Miguel’s story: Spicing up life with salsa dancing
August 19, 2013
Miguel leads a double life as a teenager in Cali, Colombia. During the week, he attends high school and studies hard.
Miguel and his dance partner, Valentina, dance
the salsa. The two have been dancing together
for three years.
For four hours every Thursday and Saturday, he walks through town to a salsa dance academy where he transforms himself into a fun-loving but focused, driven dancer.
“When I dance salsa, I feel happy and forget other things,” Miguel says.
His house is filled with dance trophies he and his partner have earned as well as videos and tapes of different dance steps. Miguel watches the tapes intently to learn new steps and movements.
Miguel, 13, lives with his mother, grandmother and sister. It has been hard for the family because his mother has not been able to find work.
“When Miguel started to be a sponsored child, we were glad,” said his grandmother, Yolanda. “Our life changed because of all the benefits that sponsorship has given Miguel. We are so thankful to his sponsor.”
In addition to paying for Miguel’s school and other expenses, a small portion of Miguel’s sponsorship helps with his dance academy fees. As part of the Hope for a Family sponsorship program, CFCA encourages children and youth to develop their talents and pursue their interests.

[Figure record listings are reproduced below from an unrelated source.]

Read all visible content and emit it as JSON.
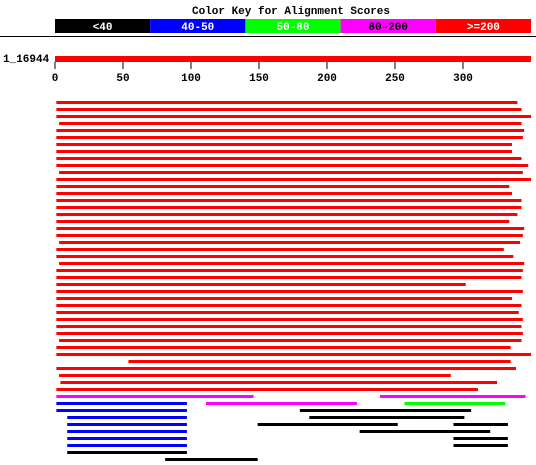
{
  "chart_data": {
    "type": "alignment",
    "title": "Color Key for Alignment Scores",
    "key": [
      {
        "label": "<40",
        "color": "#000000"
      },
      {
        "label": "40-50",
        "color": "#0000ff"
      },
      {
        "label": "50-80",
        "color": "#00ff00"
      },
      {
        "label": "80-200",
        "color": "#ff00ff"
      },
      {
        "label": ">=200",
        "color": "#ff0000"
      }
    ],
    "query_label": "1_16944",
    "query_color": "#ff0000",
    "xlim": [
      0,
      350
    ],
    "xticks": [
      0,
      50,
      100,
      150,
      200,
      250,
      300
    ],
    "rows": [
      [
        {
          "start": 1,
          "end": 340,
          "color": "#ff0000"
        }
      ],
      [
        {
          "start": 1,
          "end": 343,
          "color": "#ff0000"
        }
      ],
      [
        {
          "start": 1,
          "end": 350,
          "color": "#ff0000"
        }
      ],
      [
        {
          "start": 3,
          "end": 343,
          "color": "#ff0000"
        }
      ],
      [
        {
          "start": 1,
          "end": 345,
          "color": "#ff0000"
        }
      ],
      [
        {
          "start": 1,
          "end": 344,
          "color": "#ff0000"
        }
      ],
      [
        {
          "start": 1,
          "end": 336,
          "color": "#ff0000"
        }
      ],
      [
        {
          "start": 1,
          "end": 336,
          "color": "#ff0000"
        }
      ],
      [
        {
          "start": 1,
          "end": 343,
          "color": "#ff0000"
        }
      ],
      [
        {
          "start": 1,
          "end": 348,
          "color": "#ff0000"
        }
      ],
      [
        {
          "start": 3,
          "end": 344,
          "color": "#ff0000"
        }
      ],
      [
        {
          "start": 1,
          "end": 350,
          "color": "#ff0000"
        }
      ],
      [
        {
          "start": 1,
          "end": 334,
          "color": "#ff0000"
        }
      ],
      [
        {
          "start": 1,
          "end": 336,
          "color": "#ff0000"
        }
      ],
      [
        {
          "start": 1,
          "end": 343,
          "color": "#ff0000"
        }
      ],
      [
        {
          "start": 1,
          "end": 343,
          "color": "#ff0000"
        }
      ],
      [
        {
          "start": 1,
          "end": 340,
          "color": "#ff0000"
        }
      ],
      [
        {
          "start": 1,
          "end": 334,
          "color": "#ff0000"
        }
      ],
      [
        {
          "start": 1,
          "end": 345,
          "color": "#ff0000"
        }
      ],
      [
        {
          "start": 1,
          "end": 344,
          "color": "#ff0000"
        }
      ],
      [
        {
          "start": 3,
          "end": 342,
          "color": "#ff0000"
        }
      ],
      [
        {
          "start": 1,
          "end": 330,
          "color": "#ff0000"
        }
      ],
      [
        {
          "start": 1,
          "end": 337,
          "color": "#ff0000"
        }
      ],
      [
        {
          "start": 3,
          "end": 345,
          "color": "#ff0000"
        }
      ],
      [
        {
          "start": 1,
          "end": 344,
          "color": "#ff0000"
        }
      ],
      [
        {
          "start": 1,
          "end": 343,
          "color": "#ff0000"
        }
      ],
      [
        {
          "start": 1,
          "end": 302,
          "color": "#ff0000"
        }
      ],
      [
        {
          "start": 1,
          "end": 344,
          "color": "#ff0000"
        }
      ],
      [
        {
          "start": 1,
          "end": 336,
          "color": "#ff0000"
        }
      ],
      [
        {
          "start": 1,
          "end": 343,
          "color": "#ff0000"
        }
      ],
      [
        {
          "start": 1,
          "end": 341,
          "color": "#ff0000"
        }
      ],
      [
        {
          "start": 1,
          "end": 344,
          "color": "#ff0000"
        }
      ],
      [
        {
          "start": 1,
          "end": 343,
          "color": "#ff0000"
        }
      ],
      [
        {
          "start": 1,
          "end": 344,
          "color": "#ff0000"
        }
      ],
      [
        {
          "start": 3,
          "end": 343,
          "color": "#ff0000"
        }
      ],
      [
        {
          "start": 1,
          "end": 335,
          "color": "#ff0000"
        }
      ],
      [
        {
          "start": 1,
          "end": 350,
          "color": "#ff0000"
        }
      ],
      [
        {
          "start": 54,
          "end": 335,
          "color": "#ff0000"
        }
      ],
      [
        {
          "start": 1,
          "end": 339,
          "color": "#ff0000"
        }
      ],
      [
        {
          "start": 3,
          "end": 291,
          "color": "#ff0000"
        }
      ],
      [
        {
          "start": 4,
          "end": 325,
          "color": "#ff0000"
        }
      ],
      [
        {
          "start": 1,
          "end": 311,
          "color": "#ff0000"
        }
      ],
      [
        {
          "start": 1,
          "end": 146,
          "color": "#ff00ff"
        },
        {
          "start": 239,
          "end": 346,
          "color": "#ff00ff"
        }
      ],
      [
        {
          "start": 1,
          "end": 97,
          "color": "#0000ff"
        },
        {
          "start": 111,
          "end": 222,
          "color": "#ff00ff"
        },
        {
          "start": 257,
          "end": 331,
          "color": "#00ff00"
        }
      ],
      [
        {
          "start": 1,
          "end": 97,
          "color": "#0000ff"
        },
        {
          "start": 180,
          "end": 306,
          "color": "#000000"
        }
      ],
      [
        {
          "start": 9,
          "end": 97,
          "color": "#0000ff"
        },
        {
          "start": 187,
          "end": 301,
          "color": "#000000"
        }
      ],
      [
        {
          "start": 9,
          "end": 97,
          "color": "#0000ff"
        },
        {
          "start": 149,
          "end": 252,
          "color": "#000000"
        },
        {
          "start": 293,
          "end": 333,
          "color": "#000000"
        }
      ],
      [
        {
          "start": 9,
          "end": 97,
          "color": "#0000ff"
        },
        {
          "start": 224,
          "end": 320,
          "color": "#000000"
        }
      ],
      [
        {
          "start": 9,
          "end": 97,
          "color": "#0000ff"
        },
        {
          "start": 293,
          "end": 333,
          "color": "#000000"
        }
      ],
      [
        {
          "start": 9,
          "end": 97,
          "color": "#0000ff"
        },
        {
          "start": 293,
          "end": 333,
          "color": "#000000"
        }
      ],
      [
        {
          "start": 9,
          "end": 97,
          "color": "#000000"
        }
      ],
      [
        {
          "start": 81,
          "end": 149,
          "color": "#000000"
        }
      ]
    ]
  }
}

Miguel has a special gift that not only gives him confidence but might open doors for him in the future.
Miguel’s uncle Jonathan first took Miguel to a dance studio when he was 5 years old.
“My talent as a dancer is a gift from God,” Miguel said. “It is a gift to be able to dance. My life changed when I started to dance.”
Miguel, left, with his dance instructor and dance partner. Miguel has been
dancing since he was 5 years old.
His uncle Jonathan moved to the U.S. three years ago to pursue a career as a professional salsa dancer. He opened up a dance academy and continues to inspire his young nephew with tapes and instruction.
For the last three years, Miguel has partnered with Valentina, another young dancer at the academy.
“He is a very special friend, and we always dance together,” Valentina said. “He is a happy, fun person. He likes to joke around.”
The two move together effortlessly, executing moves with the precision you might see in much older dance teams. They are both eager to enter more contests and someday dance internationally for Colombia.
“My hopes and dreams for the future are to get a professional degree, and I want to continue dancing like my uncle does and support my family with everything they will need," Miguel said.